Just about every year I vow to get back on the treadmill. Needless to say, I now have a rich history of mixed results on that resolution.
Last year, my friend Christy and I each chose a power word to represent the New Year both at work and at home. Her word: determined. My word: focused. Christy became determined about everything and lived the word. And in the end, I seemed unfocused, unclear on almost everything.
Maybe I should just try again this year. A start of the new decade could do the trick. I started to peruse list after list online of "achievable" New Year's Resolutions for living a happier, healthier, Instagram-able life.
And none of them seemed to quite work for me:
- Explore new hobbies.
I have a 4-year-old and a 7-year-old. Therefore, I have no hobbies.
- Keep clutter out of the kitchen.
Again. I have children. Their hobbies include creating clutter. Lots of clutter.
- Read More Books. This one might work. Do BOB books count? Books for Developing Readers?
- Delegate More Chores. To who? To me? Or my 4-year-old who still needs help in the potty?
- Drink Less Alcohol. Actually, this might be my only hobby. So maybe this won't work after all.
Why do we seem to wait until January to reset, restart, redo? Maybe because we are constantly being sold that the beginning of the new year is the start of something new. When new chapters and new beginnings can happen any day, any time throughout the course of the year.
Back in February, I decided I wanted to join a board. And my friend Cate Luzio asked me to join Luminary's Advisory Board. Back in April, I decided I wanted to start writing again. Luminary introduced me to both SWAAY and FairyGodBoss and I have been fortunate to be a contributing writer for both.

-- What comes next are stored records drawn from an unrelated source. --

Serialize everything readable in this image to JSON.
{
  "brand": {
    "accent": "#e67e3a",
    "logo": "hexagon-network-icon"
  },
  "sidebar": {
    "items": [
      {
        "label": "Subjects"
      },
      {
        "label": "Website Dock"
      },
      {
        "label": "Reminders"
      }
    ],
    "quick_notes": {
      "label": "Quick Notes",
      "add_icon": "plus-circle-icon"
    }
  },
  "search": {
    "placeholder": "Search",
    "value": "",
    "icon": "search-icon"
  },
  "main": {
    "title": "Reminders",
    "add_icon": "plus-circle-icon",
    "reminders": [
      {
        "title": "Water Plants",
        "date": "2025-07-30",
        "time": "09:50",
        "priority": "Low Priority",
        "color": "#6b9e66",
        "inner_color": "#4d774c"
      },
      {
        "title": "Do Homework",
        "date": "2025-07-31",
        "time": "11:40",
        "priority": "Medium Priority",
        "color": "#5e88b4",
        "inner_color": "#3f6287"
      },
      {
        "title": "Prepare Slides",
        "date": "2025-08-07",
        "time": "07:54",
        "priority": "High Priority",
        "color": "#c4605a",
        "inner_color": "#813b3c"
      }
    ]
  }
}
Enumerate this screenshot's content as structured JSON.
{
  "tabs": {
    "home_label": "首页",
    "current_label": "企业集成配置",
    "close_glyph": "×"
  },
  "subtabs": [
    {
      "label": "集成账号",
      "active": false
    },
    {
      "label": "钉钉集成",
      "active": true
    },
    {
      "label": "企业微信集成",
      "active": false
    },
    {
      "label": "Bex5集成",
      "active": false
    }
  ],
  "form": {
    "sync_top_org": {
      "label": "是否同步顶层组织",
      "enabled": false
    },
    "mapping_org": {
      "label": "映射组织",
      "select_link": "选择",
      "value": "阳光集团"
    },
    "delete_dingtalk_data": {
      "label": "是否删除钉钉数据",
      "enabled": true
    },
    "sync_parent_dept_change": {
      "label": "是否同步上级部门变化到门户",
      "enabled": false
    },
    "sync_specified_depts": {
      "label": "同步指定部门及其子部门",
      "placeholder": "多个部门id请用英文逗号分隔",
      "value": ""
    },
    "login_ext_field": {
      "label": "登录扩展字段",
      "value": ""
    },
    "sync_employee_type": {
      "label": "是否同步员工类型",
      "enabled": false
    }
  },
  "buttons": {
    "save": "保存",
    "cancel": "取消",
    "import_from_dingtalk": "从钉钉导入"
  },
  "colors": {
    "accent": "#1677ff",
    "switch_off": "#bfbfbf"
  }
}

Back in June, I decided it was time to start running again to improve my mental health. And I have been consistently running ever since. Back in September, I decided we needed more of a sense of community. And we have been with intention connecting with more families in Jersey City.
More to do in the next decade, but this is a good start.
And then the longer list of vices, bad habits, self-improvement urges start to creep in. All the things I should just really stop. All of the things that should become 'New Year's Resolutions'.
Why do I drink so much Starbucks. Why do I keep going back to watching Keeping Up with the Kardashians. Why do I keep saying yes to projects I don't have the band with for. Why do I eat so many Ruffles Cheddar & Sour Cream Chips. Why do I say I'll give my kids a timeout and never do. Because on some days, I am just too tired to do it and can't get off the couch.
If I flip my perspective, some of these vices, aren't vices at all. I am grateful for the caffeine treat from time to time on my super early mornings. I am grateful for a momentary break from the news cycle, to eat a bowl of chips and to watch if Kourtney will come back to film next season. I am grateful for my comfy couch - and for my kids to resolve their own fights and not be forced to sit in the corner. And I am grateful to be inspired by my work, and have the opportunity to work on a lot of great things. Sounds like the makings of a gratitude list - something that I am currently thinking about doing more consistently.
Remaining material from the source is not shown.